In our algorithms class we defined the Fibonacci series:
$$F_0 = 0$$ $$F_1 = 1$$ $$F_{i+2} = F_i + F_{i+1}$$
After that we used that $F_{i+2} ≥ (\frac {1+\sqrt5} {2})^i$ but I can't see why that is true. Since it's the Fibonacci series I suspect that there should be a common known proof.
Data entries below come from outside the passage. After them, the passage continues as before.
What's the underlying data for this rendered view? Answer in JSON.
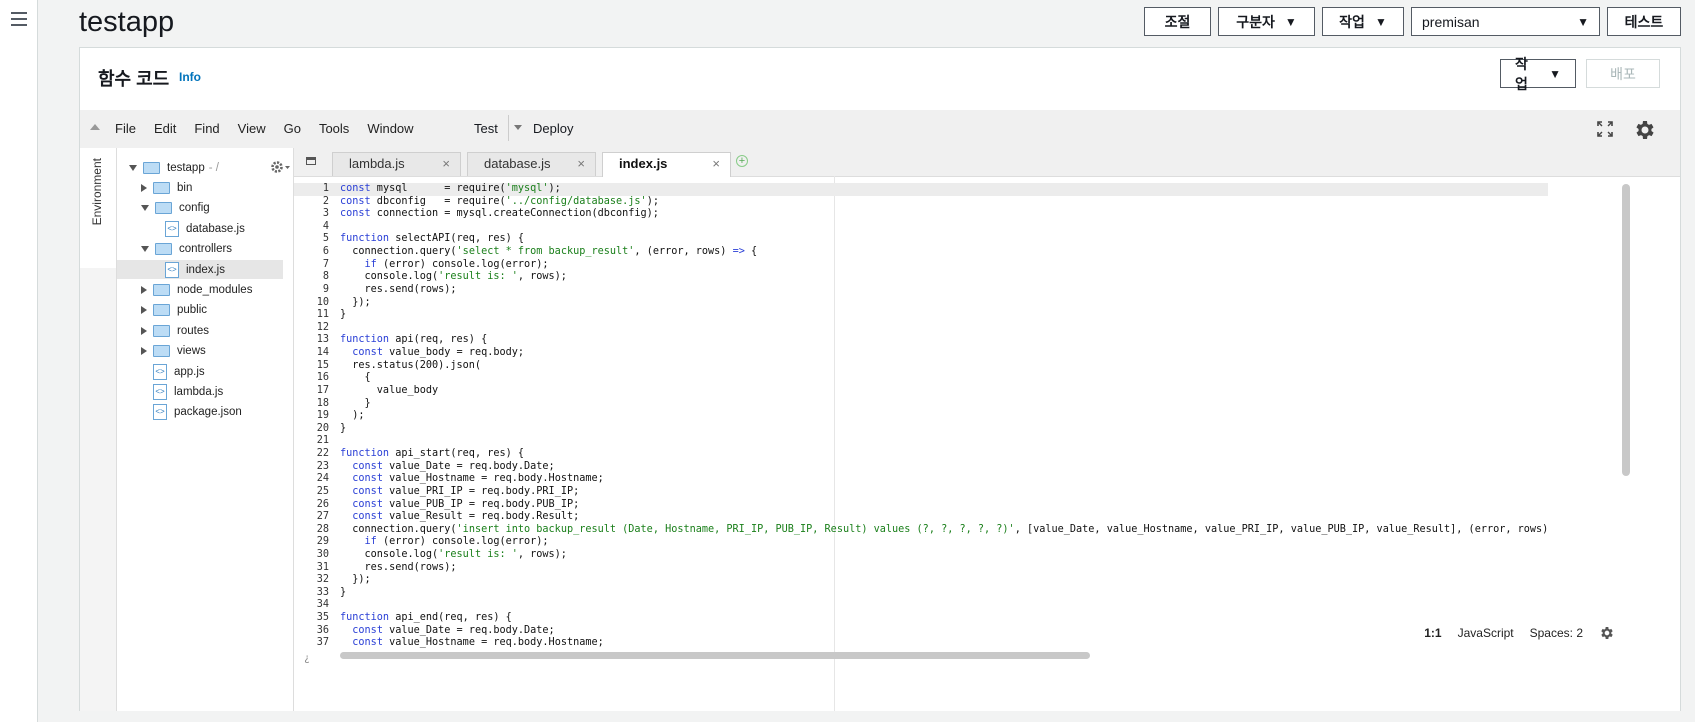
{
  "app": {
    "title": "testapp"
  },
  "top_actions": {
    "adjust": "조절",
    "qualifier": "구분자",
    "actions": "작업",
    "alias_selected": "premisan",
    "test": "테스트"
  },
  "panel": {
    "title": "함수 코드",
    "info": "Info",
    "actions": "작업",
    "deploy": "배포"
  },
  "menubar": {
    "items": [
      "File",
      "Edit",
      "Find",
      "View",
      "Go",
      "Tools",
      "Window"
    ],
    "test": "Test",
    "deploy": "Deploy"
  },
  "side_tab": {
    "environment": "Environment"
  },
  "tree": {
    "root": "testapp",
    "root_suffix": "- /",
    "items": [
      {
        "name": "bin",
        "type": "folder",
        "expanded": false
      },
      {
        "name": "config",
        "type": "folder",
        "expanded": true
      },
      {
        "name": "database.js",
        "type": "file"
      },
      {
        "name": "controllers",
        "type": "folder",
        "expanded": true
      },
      {
        "name": "index.js",
        "type": "file",
        "selected": true
      },
      {
        "name": "node_modules",
        "type": "folder",
        "expanded": false
      },
      {
        "name": "public",
        "type": "folder",
        "expanded": false
      },
      {
        "name": "routes",
        "type": "folder",
        "expanded": false
      },
      {
        "name": "views",
        "type": "folder",
        "expanded": false
      },
      {
        "name": "app.js",
        "type": "file"
      },
      {
        "name": "lambda.js",
        "type": "file"
      },
      {
        "name": "package.json",
        "type": "file"
      }
    ]
  },
  "tabs": [
    {
      "label": "lambda.js",
      "active": false
    },
    {
      "label": "database.js",
      "active": false
    },
    {
      "label": "index.js",
      "active": true
    }
  ],
  "code": [
    "const mysql      = require('mysql');",
    "const dbconfig   = require('../config/database.js');",
    "const connection = mysql.createConnection(dbconfig);",
    "",
    "function selectAPI(req, res) {",
    "  connection.query('select * from backup_result', (error, rows) => {",
    "    if (error) console.log(error);",
    "    console.log('result is: ', rows);",
    "    res.send(rows);",
    "  });",
    "}",
    "",
    "function api(req, res) {",
    "  const value_body = req.body;",
    "  res.status(200).json(",
    "    {",
    "      value_body",
    "    }",
    "  );",
    "}",
    "",
    "function api_start(req, res) {",
    "  const value_Date = req.body.Date;",
    "  const value_Hostname = req.body.Hostname;",
    "  const value_PRI_IP = req.body.PRI_IP;",
    "  const value_PUB_IP = req.body.PUB_IP;",
    "  const value_Result = req.body.Result;",
    "  connection.query('insert into backup_result (Date, Hostname, PRI_IP, PUB_IP, Result) values (?, ?, ?, ?, ?)', [value_Date, value_Hostname, value_PRI_IP, value_PUB_IP, value_Result], (error, rows)",
    "    if (error) console.log(error);",
    "    console.log('result is: ', rows);",
    "    res.send(rows);",
    "  });",
    "}",
    "",
    "function api_end(req, res) {",
    "  const value_Date = req.body.Date;",
    "  const value_Hostname = req.body.Hostname;"
  ],
  "status": {
    "position": "1:1",
    "language": "JavaScript",
    "spaces": "Spaces: 2"
  },
  "colors": {
    "keyword": "#2a3fd6",
    "string": "#1a7f1a",
    "link": "#0073bb"
  }
}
If there isn't, how could you prove it?
Prove it inductively, noting that $$ \left( \frac{1+\sqrt 5}{2}\right)^{i+2} = \left( \frac{1+\sqrt 5}{2}\right)^{i+1} + \left( \frac{1+\sqrt 5}{2}\right)^{i} $$
Not a prove as to why $F_{n+2} > (\frac {1+\sqrt 5}{2})^n$ But some insight why that expression is relevant.
Suppose, $\frac {F_{n+1}}{F_n}$ is converging to something.
$F_{n+1} = F_{n} + F_{n-1}\\ \frac {F_{n+1}}{F_n} = 1 + \frac {F_{n-1}}{F_n}$
So, supposing that this ratio is indeed converging. (which I have not proven, and leave as an exercise to the reader), then lets say it is coverging to some value x.
If $\frac {F_{n+1}}{F_n} = x,$ then $\frac {F_{n-1}}{F_n} = \frac 1x$
$x = 1 + \frac 1x\\ x^2 - x - 1=0$
$\frac {1+\sqrt 5}{2}$ is the only positive root of that polynomial.
Here is another idea.
$\begin{bmatrix} F_{n+1}\\F_{n}\end{bmatrix} = \begin{bmatrix} 1&1\\1&0\end{bmatrix}\begin{bmatrix} F_{n}\\F_{n-1}\end{bmatrix}$
$\begin{bmatrix} F_{n+1}\\F_{n}\end{bmatrix} = \begin{bmatrix} 1&1\\1&0\end{bmatrix}^n\begin{bmatrix} 1\\0\end{bmatrix}$
The characteristic equation of $\begin{bmatrix} 1&1\\1&0\end{bmatrix}$ is $\lambda^2 - \lambda -1$ (coincidence? no.)
I am going to call the roots $\phi = \frac {1+\sqrt 5}{2}, \phi' = \frac {1-\sqrt 5}{2}$
$\begin{bmatrix} F_{n+1}\\F_{n}\end{bmatrix} = \frac 1{\phi - \phi'}\begin{bmatrix} \phi&\phi'\\1&1\end{bmatrix}\begin{bmatrix} \phi^n&0\\0&\phi'^n\end{bmatrix}\begin{bmatrix} 1&-\phi'\\-1&\phi\end{bmatrix}\begin{bmatrix} 1\\0\end{bmatrix}$
$F_n = \frac {\phi^n - \phi'^n}{\phi-\phi'}$